In June, Demoulas was ousted in the culmination of a decades-long feud with his cousin, Arthur S. Demoulas, another co-owner of the family business. Arthur S. took control of the company, which is one of New England’s most successful retail chains, the New York Times reports.
The firing infuriated Market Basket employees, who had enjoyed good wages, regular bonuses and a generous profit-sharing plan. “You had Santa Claus in charge,” supermarket industry analyst Daivd Livingston of DJL Research in Milwaukee told the Boston Globe. “Every day it was Christmas.”
Many of the company’s 25,000 employees began staging demonstrations to demand their beloved CEO’s reinstatement. Customers joined the cause, boycotting the chain. At this writing, Market Basket stores were still open, and many employees were still going to work, but the shelves were nearly empty, and customers were few.
As sales plummet and the company hemorrhages money, its board is quietly negotiating with potential buyers, including the ousted Arthur T. Demoulas. He announced in July that he had bid to buy the 50.5% of the company that he and his allies in the Demoulas family do not own, according to the Times.
Some Market Basket board members reportedly believe Arthur T. is the most promising bidder because he is well positioned to rally employees and customers behind him to end the standoff. But some board members may consider his bid less appealing than other bids, which come from national supermarket chains and investment firms. Unlike these bidders, Arthur T. would need to secure financing for his purchase. Moreover, as CEO he at times made decisions that benefitted customers and employees at the expense of shareholders, a management style that could work against him in a shareholder vote on a sale.
The employee and customer actions in support of Arthur T. complicate the potential sale. If he were to urge workers and customers to end their protest, as some have called on him to do, he could lose leverage in the negotiating process and decrease his odds of winning the company.
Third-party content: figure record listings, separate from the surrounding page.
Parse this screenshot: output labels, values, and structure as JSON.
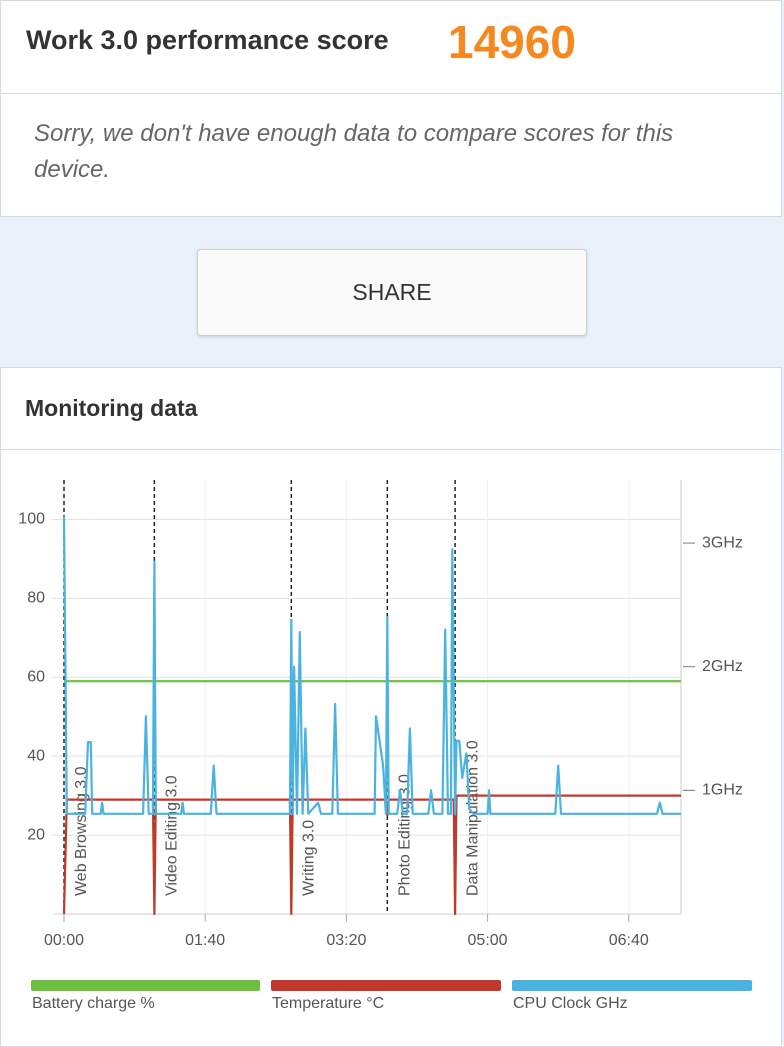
{
  "header": {
    "title": "Work 3.0 performance score",
    "score": "14960"
  },
  "notice": "Sorry, we don't have enough data to compare scores for this device.",
  "share": "SHARE",
  "monitoring": {
    "title": "Monitoring data"
  },
  "chart_data": {
    "type": "line",
    "xlim": [
      0,
      437
    ],
    "xticks": [
      {
        "value": 0,
        "label": "00:00"
      },
      {
        "value": 100,
        "label": "01:40"
      },
      {
        "value": 200,
        "label": "03:20"
      },
      {
        "value": 300,
        "label": "05:00"
      },
      {
        "value": 400,
        "label": "06:40"
      }
    ],
    "ylim": [
      0,
      110
    ],
    "yticks": [
      20,
      40,
      60,
      80,
      100
    ],
    "y2lim": [
      0,
      3.51
    ],
    "y2ticks": [
      {
        "value": 1,
        "label": "1GHz"
      },
      {
        "value": 2,
        "label": "2GHz"
      },
      {
        "value": 3,
        "label": "3GHz"
      }
    ],
    "grid": true,
    "markers": [
      {
        "x": 0,
        "label": "Web Browsing 3.0"
      },
      {
        "x": 64,
        "label": "Video Editing 3.0"
      },
      {
        "x": 161,
        "label": "Writing 3.0"
      },
      {
        "x": 229,
        "label": "Photo Editing 3.0"
      },
      {
        "x": 277,
        "label": "Data Manipulation 3.0"
      }
    ],
    "series": [
      {
        "name": "Battery charge %",
        "color": "#6cbf3f",
        "x": [
          0,
          437
        ],
        "values": [
          59,
          59
        ]
      },
      {
        "name": "Temperature °C",
        "color": "#c0392b",
        "x": [
          0,
          2,
          63,
          64,
          65,
          160,
          161,
          162,
          228,
          229,
          230,
          276,
          277,
          278,
          437
        ],
        "values": [
          0,
          29,
          29,
          0,
          29,
          29,
          0,
          29,
          29,
          25,
          29,
          29,
          0,
          30,
          30
        ]
      },
      {
        "name": "CPU Clock GHz",
        "color": "#4ab3e0",
        "axis": "y2",
        "x": [
          0,
          2,
          15,
          17,
          19,
          20,
          26,
          27,
          28,
          56,
          58,
          60,
          63,
          64,
          65,
          83,
          84,
          85,
          104,
          106,
          108,
          160,
          161,
          162,
          163,
          165,
          167,
          169,
          171,
          173,
          180,
          182,
          190,
          192,
          194,
          220,
          221,
          226,
          228,
          229,
          230,
          236,
          238,
          240,
          243,
          245,
          247,
          258,
          260,
          262,
          268,
          270,
          272,
          274,
          275,
          277,
          278,
          280,
          282,
          285,
          287,
          290,
          300,
          301,
          302,
          348,
          350,
          352,
          420,
          422,
          424,
          437
        ],
        "values": [
          3.22,
          0.81,
          0.81,
          1.39,
          1.39,
          0.81,
          0.81,
          0.9,
          0.81,
          0.81,
          1.6,
          0.81,
          0.81,
          2.85,
          0.81,
          0.81,
          0.9,
          0.81,
          0.81,
          1.2,
          0.81,
          0.81,
          2.38,
          0.81,
          2.0,
          0.81,
          2.28,
          0.81,
          1.5,
          0.81,
          0.9,
          0.81,
          0.81,
          1.7,
          0.81,
          0.81,
          1.6,
          1.2,
          0.81,
          2.4,
          0.81,
          0.81,
          1.0,
          0.81,
          0.81,
          1.5,
          0.81,
          0.81,
          1.0,
          0.81,
          0.81,
          2.3,
          0.81,
          0.81,
          2.95,
          0.81,
          1.4,
          1.4,
          1.1,
          1.3,
          0.85,
          0.81,
          0.81,
          1.0,
          0.81,
          0.81,
          1.2,
          0.81,
          0.81,
          0.9,
          0.81,
          0.81
        ]
      }
    ]
  }
}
The longer the protests continue, the lower the company’s value—and the less Arthur T. and others would have to pay to take it over.
The Boston Globe has accused the Demoulas family of allowing their internal feud to cloud their judgment, noting that members are “stubbornly sticking to their positions instead of using clear-headed business judgment.” The paper has urged Massachusetts governor Deval Patrick to mediate the dispute.
Indeed, it appears mediation is urgently needed to prevent the precipitously declining company from collapsing. Market Basket has a number of good options. But to realize them, it must move beyond its past frictions and chart a more stable course for the future.